Some Book & Podcast Takeaways I Jotted Down
(That I’ve Already Written About, or Will Likely Explore Further in Future Blog Posts)
From Bible in a Year Podcast (About Genesis 3-4, in which Adam and Eve are tempted by the serpent who challenges God’s trustworthiness): We wonder why God doesn’t show himself to us so that we can come to deeper belief in Him. But God doesn’t simply want us to believe in Him, that’s not the point; the point is to belong to Him. He could fully reveal His existence, but we would still need to decide whether or not to belong to and obey Him.
From Bible in a Year Podcast: Job’s friends thought he needed their answers, but he just needed their presence. We seek answers from God but He offers what we need, His presence. (I wrote about this here.)

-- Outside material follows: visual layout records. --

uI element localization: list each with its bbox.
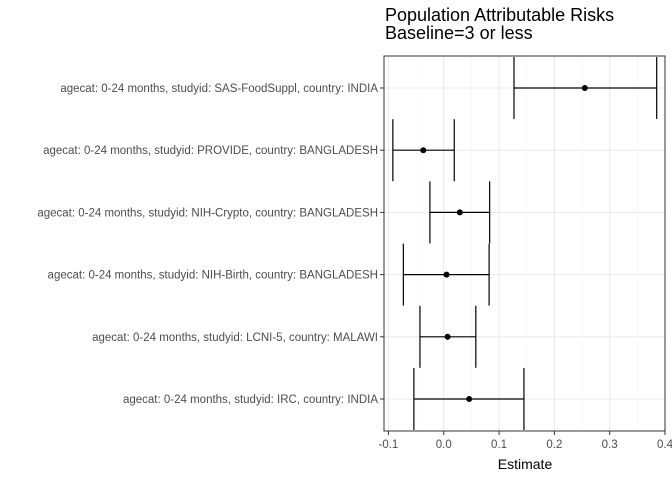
y-axis-category-labels: agecat: 0-24 months, studyid: SAS-FoodSu… bbox=[37, 83, 378, 406]
estimate-point bbox=[444, 333, 451, 340]
y-category-label: agecat: 0-24 months, studyid: NIH-Crypto… bbox=[37, 207, 378, 219]
x-tick-label: -0.1 bbox=[379, 439, 399, 451]
estimate-point bbox=[456, 209, 463, 216]
estimate-point bbox=[466, 396, 473, 402]
x-tick-label: 0.4 bbox=[657, 439, 672, 451]
y-category-label: agecat: 0-24 months, studyid: IRC, count… bbox=[123, 394, 378, 406]
x-tick-label: 0.0 bbox=[436, 439, 452, 451]
panel-border bbox=[383, 55, 666, 432]
y-category-label: agecat: 0-24 months, studyid: PROVIDE, c… bbox=[43, 145, 378, 157]
x-tick-label: 0.1 bbox=[491, 439, 507, 451]
y-category-label: agecat: 0-24 months, studyid: NIH-Birth,… bbox=[48, 270, 378, 282]
x-tick-label: 0.2 bbox=[546, 439, 562, 451]
chart-subtitle: Baseline=3 or less bbox=[385, 23, 533, 43]
estimate-point bbox=[443, 271, 450, 278]
x-axis-tick-labels: -0.1 0.0 0.1 0.2 0.3 0.4 bbox=[379, 439, 672, 451]
y-category-label: agecat: 0-24 months, studyid: SAS-FoodSu… bbox=[60, 83, 378, 95]
axes-ticks bbox=[380, 87, 666, 435]
chart-title: Population Attributable Risks bbox=[385, 5, 614, 25]
y-category-label: agecat: 0-24 months, studyid: LCNI-5, co… bbox=[92, 332, 378, 344]
estimate-point bbox=[420, 147, 427, 154]
x-axis-title: Estimate bbox=[498, 456, 553, 472]
estimates-with-intervals bbox=[392, 57, 658, 430]
estimate-point bbox=[581, 85, 588, 91]
x-tick-label: 0.3 bbox=[602, 439, 618, 451]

From That Sounds Fun Podcast (In a discussion of whether or not to fast during Lent): We shouldn’t let our worries about improper motives prevent us from adopting the right practices. God can use our obedience, even when done from a less-than-altruistic place.
From Mama Bear Apologetics: Worship without sound doctrine is idolatry: it is like inventing a god and deciding to worship that instead of worshipping the one true God. This is why it is crucial for us to have true, Biblical understanding about God if we hope to pursue genuine, wholehearted faith and worship. And it’s why we need to instill proper Biblical understanding in our kids!